Lake Agassiz wants to reclaim its place in the world.
One of the few lessons I remember from grade-school geography was the existence of an ancient glacial lake that covered a huge area of central Canada and down into the US. I suppose that, as a kid, this seemed very cool due to the fact that Winnipeg, where I lived at the time, would have been smack in the middle of it. Its southern-most beach, or marshland delta, more like, would have been near present-day Fargo North Dakota. To The west, it covered most of eastern Saskatchewan, and to the east extended far into Ontario.This ancient shoreline is the source for the huge deposits of potash, left by the receding lake, that fuel much of Saskatchewan's economy. Much earlier iterations of the same geological features are responsible for the deeper deposits of shale oil comprising the Bakken formation.

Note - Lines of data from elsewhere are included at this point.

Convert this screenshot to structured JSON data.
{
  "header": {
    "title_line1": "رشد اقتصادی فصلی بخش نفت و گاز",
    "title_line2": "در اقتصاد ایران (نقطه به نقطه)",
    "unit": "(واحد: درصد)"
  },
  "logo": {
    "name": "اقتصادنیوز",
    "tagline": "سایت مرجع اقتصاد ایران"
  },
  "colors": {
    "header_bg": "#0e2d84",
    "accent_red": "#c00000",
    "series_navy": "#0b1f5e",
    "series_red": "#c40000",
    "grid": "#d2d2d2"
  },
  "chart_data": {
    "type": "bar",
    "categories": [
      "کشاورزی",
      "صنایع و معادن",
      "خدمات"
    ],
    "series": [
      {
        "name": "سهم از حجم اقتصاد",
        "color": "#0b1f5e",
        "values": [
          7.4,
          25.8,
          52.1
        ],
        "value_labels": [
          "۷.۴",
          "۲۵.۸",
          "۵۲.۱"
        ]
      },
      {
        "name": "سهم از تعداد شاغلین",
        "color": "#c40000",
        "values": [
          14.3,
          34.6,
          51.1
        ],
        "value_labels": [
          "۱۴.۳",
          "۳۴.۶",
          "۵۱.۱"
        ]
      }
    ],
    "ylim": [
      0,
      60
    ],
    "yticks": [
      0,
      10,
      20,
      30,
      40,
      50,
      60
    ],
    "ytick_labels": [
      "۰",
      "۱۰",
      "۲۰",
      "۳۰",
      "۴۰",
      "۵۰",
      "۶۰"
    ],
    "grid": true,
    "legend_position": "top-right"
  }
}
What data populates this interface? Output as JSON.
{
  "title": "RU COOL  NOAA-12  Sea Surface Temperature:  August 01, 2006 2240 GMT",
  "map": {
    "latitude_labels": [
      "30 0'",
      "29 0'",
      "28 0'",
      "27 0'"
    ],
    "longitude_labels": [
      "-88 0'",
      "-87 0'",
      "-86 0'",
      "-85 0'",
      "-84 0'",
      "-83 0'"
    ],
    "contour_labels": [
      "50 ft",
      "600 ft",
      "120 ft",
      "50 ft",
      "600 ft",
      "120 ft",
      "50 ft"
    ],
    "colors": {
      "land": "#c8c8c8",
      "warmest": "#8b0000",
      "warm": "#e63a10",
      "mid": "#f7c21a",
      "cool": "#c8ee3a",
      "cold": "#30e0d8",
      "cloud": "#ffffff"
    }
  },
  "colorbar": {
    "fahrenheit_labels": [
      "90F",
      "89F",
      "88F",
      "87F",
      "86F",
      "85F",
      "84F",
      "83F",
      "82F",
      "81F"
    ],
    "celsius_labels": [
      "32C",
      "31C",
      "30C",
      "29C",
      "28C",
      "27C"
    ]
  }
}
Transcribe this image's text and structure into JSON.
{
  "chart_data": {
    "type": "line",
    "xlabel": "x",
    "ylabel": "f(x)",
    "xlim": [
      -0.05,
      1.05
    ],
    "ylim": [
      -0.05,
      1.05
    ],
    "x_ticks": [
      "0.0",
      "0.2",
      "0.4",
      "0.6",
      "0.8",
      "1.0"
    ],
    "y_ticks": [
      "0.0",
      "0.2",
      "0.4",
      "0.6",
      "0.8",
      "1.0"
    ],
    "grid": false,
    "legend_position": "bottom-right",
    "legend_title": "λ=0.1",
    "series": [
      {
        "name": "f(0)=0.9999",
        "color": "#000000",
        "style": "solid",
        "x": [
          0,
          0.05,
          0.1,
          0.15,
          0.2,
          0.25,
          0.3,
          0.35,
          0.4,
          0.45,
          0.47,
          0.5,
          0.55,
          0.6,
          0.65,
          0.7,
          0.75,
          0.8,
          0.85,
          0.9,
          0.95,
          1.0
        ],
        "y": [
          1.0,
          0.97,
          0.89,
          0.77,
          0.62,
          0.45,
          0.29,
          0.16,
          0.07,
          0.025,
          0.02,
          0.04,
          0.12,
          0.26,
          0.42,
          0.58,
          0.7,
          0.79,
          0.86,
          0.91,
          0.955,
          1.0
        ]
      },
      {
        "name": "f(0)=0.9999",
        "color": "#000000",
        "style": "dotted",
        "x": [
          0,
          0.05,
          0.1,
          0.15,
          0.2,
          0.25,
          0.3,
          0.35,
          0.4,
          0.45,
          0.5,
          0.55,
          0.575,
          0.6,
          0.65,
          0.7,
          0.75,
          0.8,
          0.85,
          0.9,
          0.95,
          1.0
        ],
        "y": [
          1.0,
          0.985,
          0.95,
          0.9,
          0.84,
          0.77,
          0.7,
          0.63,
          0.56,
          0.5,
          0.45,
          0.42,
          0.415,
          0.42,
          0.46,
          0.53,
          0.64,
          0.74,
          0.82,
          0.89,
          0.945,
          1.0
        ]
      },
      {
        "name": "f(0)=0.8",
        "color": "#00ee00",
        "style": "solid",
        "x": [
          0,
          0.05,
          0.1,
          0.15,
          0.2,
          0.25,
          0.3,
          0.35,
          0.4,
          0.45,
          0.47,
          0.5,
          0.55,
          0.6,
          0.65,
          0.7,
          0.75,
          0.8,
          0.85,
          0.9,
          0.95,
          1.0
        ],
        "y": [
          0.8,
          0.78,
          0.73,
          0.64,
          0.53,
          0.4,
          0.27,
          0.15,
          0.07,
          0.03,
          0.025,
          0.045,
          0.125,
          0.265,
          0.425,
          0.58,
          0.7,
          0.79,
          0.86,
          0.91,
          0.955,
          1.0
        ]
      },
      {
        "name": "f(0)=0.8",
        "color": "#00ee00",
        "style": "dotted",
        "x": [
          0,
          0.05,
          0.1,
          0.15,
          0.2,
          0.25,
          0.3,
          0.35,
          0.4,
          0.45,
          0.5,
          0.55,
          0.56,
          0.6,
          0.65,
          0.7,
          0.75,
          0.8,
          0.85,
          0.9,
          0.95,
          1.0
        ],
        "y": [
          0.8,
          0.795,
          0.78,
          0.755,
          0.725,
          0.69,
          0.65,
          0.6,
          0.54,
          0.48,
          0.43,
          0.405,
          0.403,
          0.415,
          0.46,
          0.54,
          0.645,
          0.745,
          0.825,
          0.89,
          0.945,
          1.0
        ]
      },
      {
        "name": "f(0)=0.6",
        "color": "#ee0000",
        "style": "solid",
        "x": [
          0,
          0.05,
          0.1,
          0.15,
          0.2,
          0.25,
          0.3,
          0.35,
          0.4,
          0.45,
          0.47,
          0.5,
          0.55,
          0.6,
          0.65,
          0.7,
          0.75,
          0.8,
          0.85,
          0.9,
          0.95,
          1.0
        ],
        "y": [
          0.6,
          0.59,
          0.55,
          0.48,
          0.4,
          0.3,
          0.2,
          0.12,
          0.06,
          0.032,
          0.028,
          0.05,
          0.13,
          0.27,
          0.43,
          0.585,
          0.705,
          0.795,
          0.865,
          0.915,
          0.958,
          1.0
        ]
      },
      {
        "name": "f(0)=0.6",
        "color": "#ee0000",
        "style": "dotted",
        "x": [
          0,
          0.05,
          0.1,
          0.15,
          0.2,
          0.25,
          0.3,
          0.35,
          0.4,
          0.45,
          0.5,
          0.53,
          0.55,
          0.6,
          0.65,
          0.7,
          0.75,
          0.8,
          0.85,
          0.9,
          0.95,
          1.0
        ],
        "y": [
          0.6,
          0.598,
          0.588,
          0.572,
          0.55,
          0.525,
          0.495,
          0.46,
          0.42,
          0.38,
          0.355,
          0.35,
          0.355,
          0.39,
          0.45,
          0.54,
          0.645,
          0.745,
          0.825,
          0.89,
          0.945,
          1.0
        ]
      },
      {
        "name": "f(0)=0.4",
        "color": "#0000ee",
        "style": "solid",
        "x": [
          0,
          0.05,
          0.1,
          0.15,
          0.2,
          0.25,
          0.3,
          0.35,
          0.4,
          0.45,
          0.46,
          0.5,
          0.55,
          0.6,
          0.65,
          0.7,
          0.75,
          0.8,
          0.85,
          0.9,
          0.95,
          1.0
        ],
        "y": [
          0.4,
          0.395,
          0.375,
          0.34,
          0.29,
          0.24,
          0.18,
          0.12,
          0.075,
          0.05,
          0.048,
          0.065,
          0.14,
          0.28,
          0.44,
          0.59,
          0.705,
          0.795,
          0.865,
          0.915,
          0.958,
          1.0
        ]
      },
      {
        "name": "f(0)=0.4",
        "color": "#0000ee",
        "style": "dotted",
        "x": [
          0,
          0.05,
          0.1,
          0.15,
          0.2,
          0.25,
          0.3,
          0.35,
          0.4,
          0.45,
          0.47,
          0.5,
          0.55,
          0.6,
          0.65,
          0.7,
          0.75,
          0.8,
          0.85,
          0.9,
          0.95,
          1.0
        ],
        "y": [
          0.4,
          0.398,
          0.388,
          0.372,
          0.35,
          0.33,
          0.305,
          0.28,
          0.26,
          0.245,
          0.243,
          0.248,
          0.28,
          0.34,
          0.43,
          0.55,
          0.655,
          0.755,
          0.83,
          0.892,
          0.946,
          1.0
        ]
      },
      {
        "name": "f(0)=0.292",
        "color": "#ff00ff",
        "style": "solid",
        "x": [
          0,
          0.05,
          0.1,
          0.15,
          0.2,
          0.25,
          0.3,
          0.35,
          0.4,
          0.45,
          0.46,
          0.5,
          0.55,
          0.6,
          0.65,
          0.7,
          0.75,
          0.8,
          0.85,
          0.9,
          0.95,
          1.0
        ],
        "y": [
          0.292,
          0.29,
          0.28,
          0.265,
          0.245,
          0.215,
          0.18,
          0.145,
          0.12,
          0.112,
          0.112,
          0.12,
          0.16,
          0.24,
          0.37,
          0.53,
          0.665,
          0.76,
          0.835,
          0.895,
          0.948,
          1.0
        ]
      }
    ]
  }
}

More to the point here is the fact that the south-western portion of the lake pretty much defines the area that is currently being submerged by the rising waters of the Assiniboine River. This is the one currently causing such problems in southern Manitoba and, to a lesser extent, southern Saskatchewan. The once-in-three hundred year flood plain is threatening to become an annual event and, if the inflow exceeds the outflow for too long, something that looks a little like old Agassiz will be the result.
Doesn't speak well of the real estate values in Winnipeg, but properties on the shore of an inland lake in the Prince Albert area could be a good investment.